# parity of numbers

• Jan 15th 2013, 02:25 PM
andrec
parity of numbers
Hey!

Odd * Odd numbers are always odd correct??
Can you check the following numbers?

7^19,
9^17,
9^18,
9^19 ? I have a program that says they are all divisible by 2.

Isnt that peculiar?

andrec
• Jan 15th 2013, 02:35 PM
jakncoke
Re: parity of numbers
What? I don't know if you are trying to troll.
• Jan 15th 2013, 02:38 PM
emakarov
Re: parity of numbers
Can you post the program and the name of the programming language?
• Jan 15th 2013, 02:42 PM
andrec
Re: parity of numbers
public class logic {

/**
* @param args
*/
public static void main(String[] args) {
// TODO Auto-generated method stub
double eSquare=0;
int evenPlus1=0;
for (int even = 0; even < 10; even+=2) {

for (int n=0;n < 20; n+=1) {
evenPlus1 =even+1;
eSquare = Math.pow(evenPlus1,n); //(even+1)^n
if ((eSquare % 2) ==0)
System.out.println(evenPlus1+"^"+n+" "+eSquare+" is divisible by 2");
}
}
}
}

its java. :)

later,

andrec
• Jan 15th 2013, 02:44 PM
Deveno
Re: parity of numbers
since 2 is a prime and:

$\displaystyle 7^{19} = 7(7^{18})$

either 2 divides 7 (clearly false) or 2 divides $\displaystyle 7^{18}$.

rinse and repeat.
• Jan 15th 2013, 02:47 PM
andrec
Re: parity of numbers
sorry didnt understodd.. :(

9=7^18??!?!?

later,

andrec
• Jan 15th 2013, 03:05 PM
emakarov
Re: parity of numbers
This effect is probably due to overflow. Double numbers are represented as $\displaystyle m\cdot2^e$ where m is the mantissa and e is the exponent. Positive integers can only be represented precisely if they fit in the mantissa. According to this document, type double allots 53 bits to the mantissa. Interestingly, $\displaystyle \log_2\left(7^{19}\right)=19\log_27\approx53.3$, so $\displaystyle 7^{19}$ requires 54 bits to be represented precisely. Therefore, as a double, it will be represented as $\displaystyle m\cdot 2^1$ for some m, which is an even number.
• Jan 15th 2013, 03:08 PM
andrec
Re: parity of numbers
yep, i just tested it on windows calculator and it works there

thanks.. :)

suprisingly the c code similiar to the java code has the same error

andrec
• Jan 15th 2013, 04:15 PM
topsquark
Re: parity of numbers
Never ever trust a calculator over your own mind!

-Dan
• Jan 15th 2013, 04:32 PM
emakarov
Re: parity of numbers
Quote:

Originally Posted by andrec
suprisingly the c code similiar to the java code has the same error

This must be because both C and Java implement the IEEE 754 standard for binary floating point numbers. This tutorial says, "This data type [float] should never be used for precise values, such as currency. For that, you will need to use the java.math.BigDecimal class instead." Also, Java long type has 64 bits, so it can precisely represent positive integers up to 2^63 - 1, which is more than double can.
• Jan 15th 2013, 04:42 PM
Plato
Re: parity of numbers
Quote:

Originally Posted by topsquark
Never ever trust a calculator over your own mind!

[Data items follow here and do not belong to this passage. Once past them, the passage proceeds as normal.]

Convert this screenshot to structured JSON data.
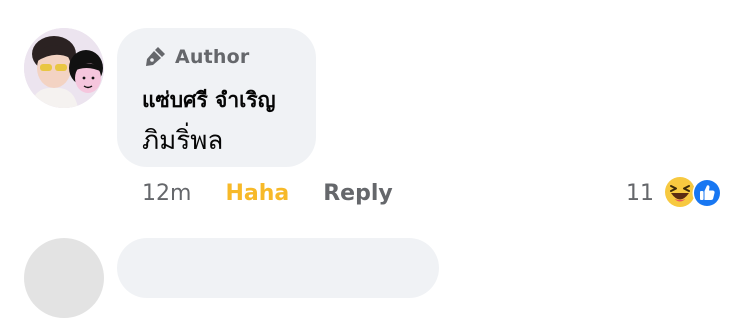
{
  "comment": {
    "badge": {
      "label": "Author",
      "icon": "pen-nib-icon"
    },
    "author_name": "แซ่บศรี จำเริญ",
    "text": "ภิมริ่พล",
    "time": "12m",
    "reaction_action": "Haha",
    "reply_label": "Reply",
    "reaction_count": "11",
    "reaction_icons": [
      "haha-emoji-icon",
      "like-thumb-icon"
    ]
  },
  "colors": {
    "bubble": "#f0f2f5",
    "secondary_text": "#65676b",
    "primary_text": "#050505",
    "haha": "#f7b928",
    "like": "#1877f2"
  }
}
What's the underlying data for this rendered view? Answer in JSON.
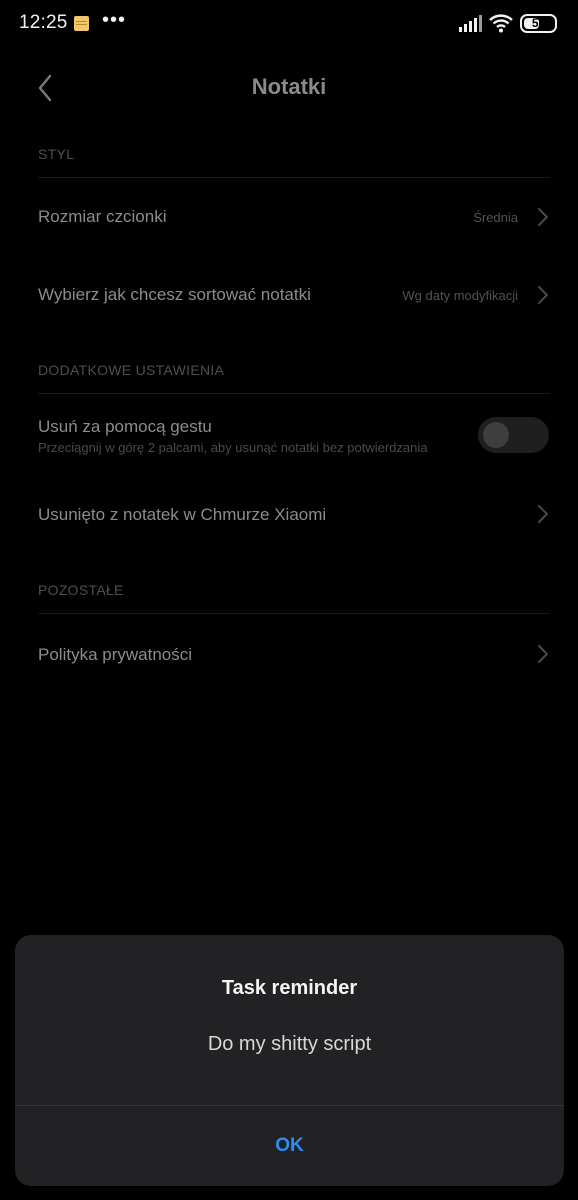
{
  "status_bar": {
    "time": "12:25",
    "more": "•••",
    "battery_level": "53",
    "battery_percent": 53
  },
  "header": {
    "title": "Notatki"
  },
  "sections": {
    "style": {
      "label": "STYL",
      "items": [
        {
          "label": "Rozmiar czcionki",
          "value": "Średnia"
        },
        {
          "label": "Wybierz jak chcesz sortować notatki",
          "value": "Wg daty modyfikacji"
        }
      ]
    },
    "additional": {
      "label": "DODATKOWE USTAWIENIA",
      "gesture": {
        "label": "Usuń za pomocą gestu",
        "description": "Przeciągnij w górę 2 palcami, aby usunąć notatki bez potwierdzania",
        "enabled": false
      },
      "cloud": {
        "label": "Usunięto z notatek w Chmurze Xiaomi"
      }
    },
    "other": {
      "label": "POZOSTAŁE",
      "items": [
        {
          "label": "Polityka prywatności"
        }
      ]
    }
  },
  "dialog": {
    "title": "Task reminder",
    "message": "Do my shitty script",
    "ok_label": "OK"
  },
  "colors": {
    "background": "#000000",
    "dialog_background": "#222224",
    "accent": "#2d8cf0",
    "note_icon": "#f2c66b"
  },
  "icons": [
    "note-icon",
    "more-icon",
    "signal-icon",
    "wifi-icon",
    "battery-icon",
    "back-icon",
    "chevron-right-icon"
  ]
}
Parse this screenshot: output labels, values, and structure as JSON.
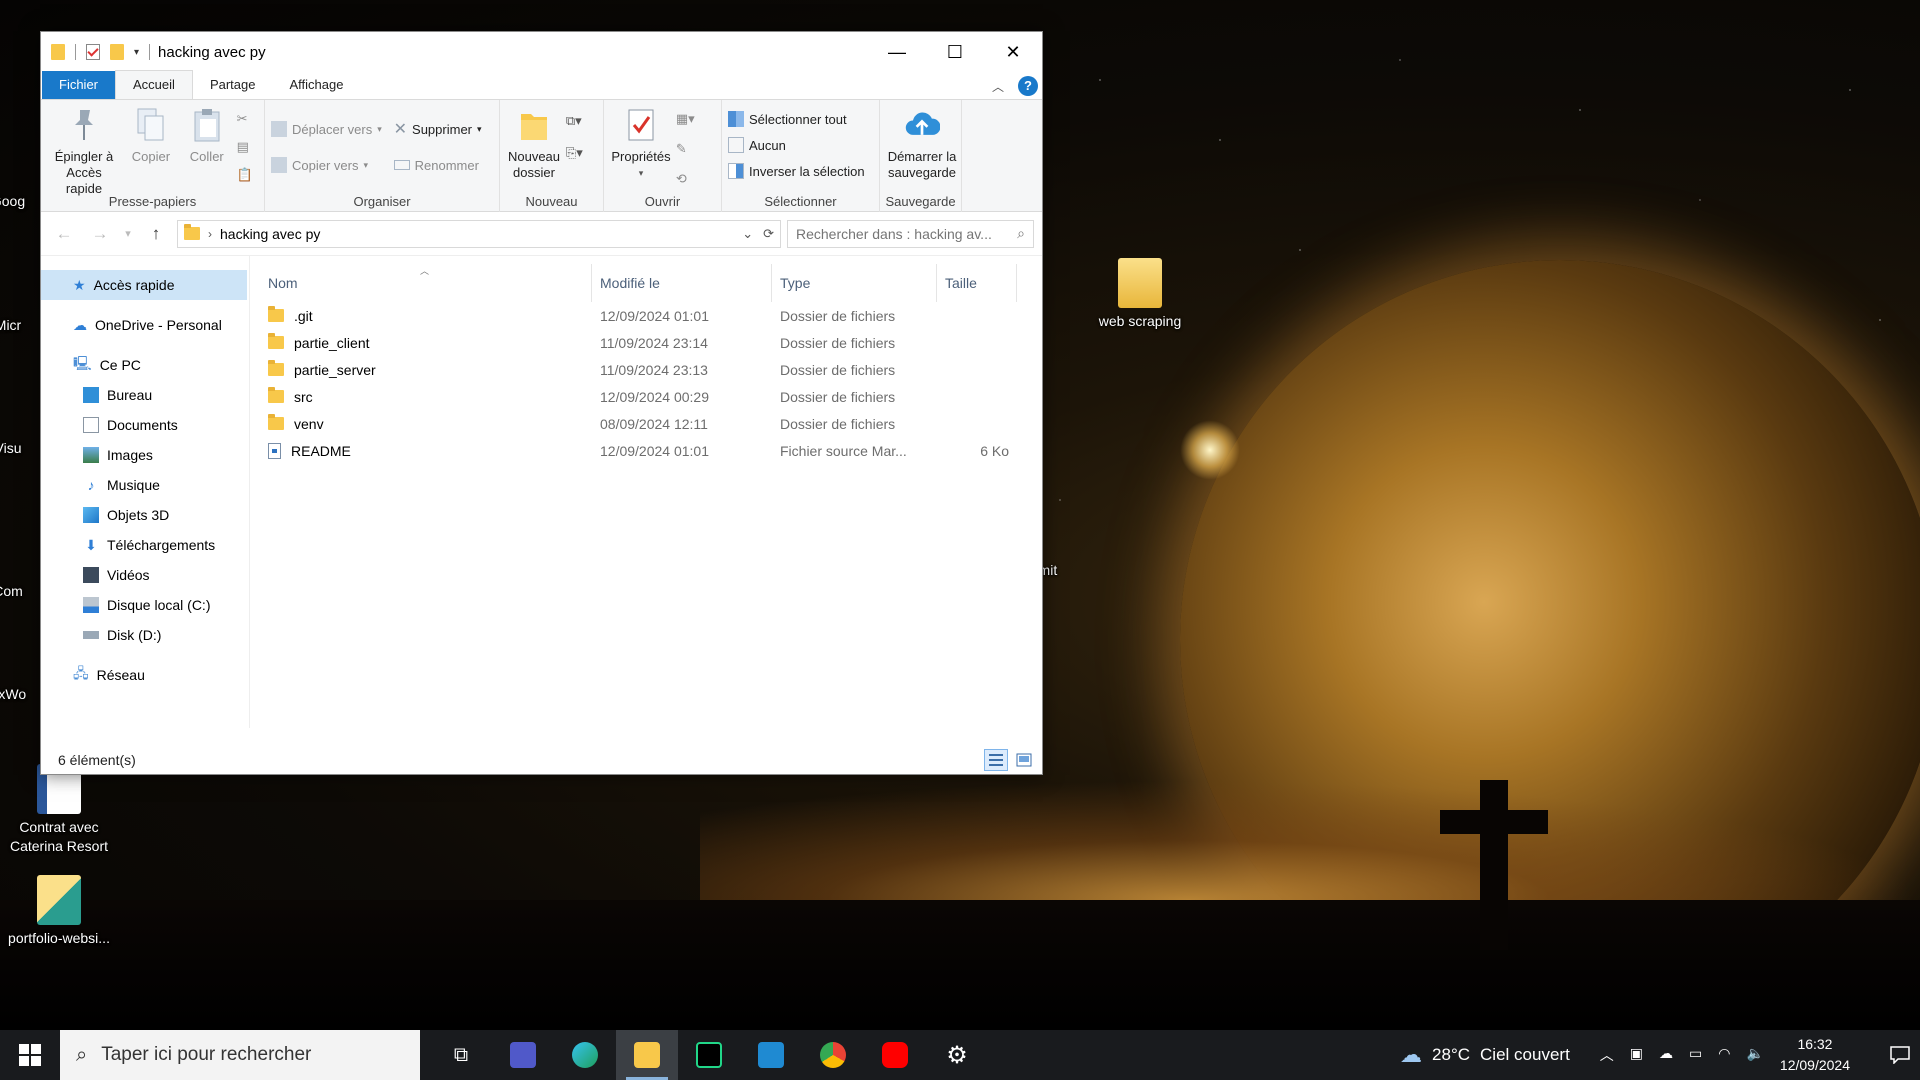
{
  "desktop": {
    "icons": [
      {
        "label": "web scraping"
      },
      {
        "label": "Contrat avec Caterina Resort"
      },
      {
        "label": "portfolio-websi..."
      }
    ],
    "partial_labels": [
      "Goog",
      "Micr",
      "Visu",
      "Com",
      "FxWo",
      "nmit"
    ]
  },
  "window": {
    "title": "hacking avec py",
    "tabs": [
      "Fichier",
      "Accueil",
      "Partage",
      "Affichage"
    ],
    "ribbon": {
      "clipboard": {
        "label": "Presse-papiers",
        "pin": "Épingler à\nAccès rapide",
        "copy": "Copier",
        "paste": "Coller"
      },
      "organize": {
        "label": "Organiser",
        "move_to": "Déplacer vers",
        "copy_to": "Copier vers",
        "delete": "Supprimer",
        "rename": "Renommer"
      },
      "new": {
        "label": "Nouveau",
        "new_folder": "Nouveau\ndossier"
      },
      "open": {
        "label": "Ouvrir",
        "properties": "Propriétés"
      },
      "select": {
        "label": "Sélectionner",
        "select_all": "Sélectionner tout",
        "select_none": "Aucun",
        "invert": "Inverser la sélection"
      },
      "backup": {
        "label": "Sauvegarde",
        "start_backup": "Démarrer la\nsauvegarde"
      }
    },
    "address": {
      "path": "hacking avec py",
      "search_placeholder": "Rechercher dans : hacking av..."
    },
    "nav": {
      "quick_access": "Accès rapide",
      "onedrive": "OneDrive - Personal",
      "this_pc": "Ce PC",
      "pc_items": [
        "Bureau",
        "Documents",
        "Images",
        "Musique",
        "Objets 3D",
        "Téléchargements",
        "Vidéos",
        "Disque local (C:)",
        "Disk (D:)"
      ],
      "network": "Réseau"
    },
    "columns": {
      "name": "Nom",
      "modified": "Modifié le",
      "type": "Type",
      "size": "Taille"
    },
    "files": [
      {
        "name": ".git",
        "modified": "12/09/2024 01:01",
        "type": "Dossier de fichiers",
        "size": ""
      },
      {
        "name": "partie_client",
        "modified": "11/09/2024 23:14",
        "type": "Dossier de fichiers",
        "size": ""
      },
      {
        "name": "partie_server",
        "modified": "11/09/2024 23:13",
        "type": "Dossier de fichiers",
        "size": ""
      },
      {
        "name": "src",
        "modified": "12/09/2024 00:29",
        "type": "Dossier de fichiers",
        "size": ""
      },
      {
        "name": "venv",
        "modified": "08/09/2024 12:11",
        "type": "Dossier de fichiers",
        "size": ""
      },
      {
        "name": "README",
        "modified": "12/09/2024 01:01",
        "type": "Fichier source Mar...",
        "size": "6 Ko"
      }
    ],
    "status": "6 élément(s)"
  },
  "taskbar": {
    "search_placeholder": "Taper ici pour rechercher",
    "weather_temp": "28°C",
    "weather_desc": "Ciel couvert",
    "time": "16:32",
    "date": "12/09/2024"
  },
  "colors": {
    "accent": "#1979ca",
    "folder": "#f8c84a",
    "selection": "#cde4f7",
    "taskbar": "#191b1e"
  }
}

That is the whole of this opinion piece.
It may be fifteen years old, but it is still true today.
• Jan 16th 2013, 07:27 AM
andrec
Re: parity of numbers
cheers,

thanks to all (bigdecimal works fine)

later,
andrec
• Jan 16th 2013, 10:55 AM
johng
Re: parity of numbers
Hi Andrec,

If you are going to use Java for big integers, use BigInteger, not BigDecimal. Here's code for computing 7^19 mod 2:
BigInteger seven = BigInteger.valueOf(7);
BigInteger nineteen = BigInteger.valueOf(19);
BigInteger two = BigInteger.valueOf(2);
BigInteger odd = seven.modPow(nineteen, two);
System.out.println(odd.toString());
As expected, output is 1.
A more interesting example is computing the last three digits of 151^192:
BigInteger onefiftyone = BigInteger.valueOf(151);
BigInteger oneninetytwo = BigInteger.valueOf(192);
BigInteger thousand = BigInteger.valueOf(1000);
BigInteger digits = onefiftyone.modPow(oneninetytwo, thousand);
System.out.println(digits.toString());
Output is 801
You can do this example by hand, but I wouldn't want to.
• Jan 16th 2013, 11:11 AM
andrec
Re: parity of numbers
thks! i started using BigInteger....

later,

andrec
• Jan 23rd 2013, 11:47 PM
cobemuathu
Re: parity of numbers
(2n+1) * (2n+1) with n is 1,...
= 4n(2) + 2(2n+1)(2) + 1
:)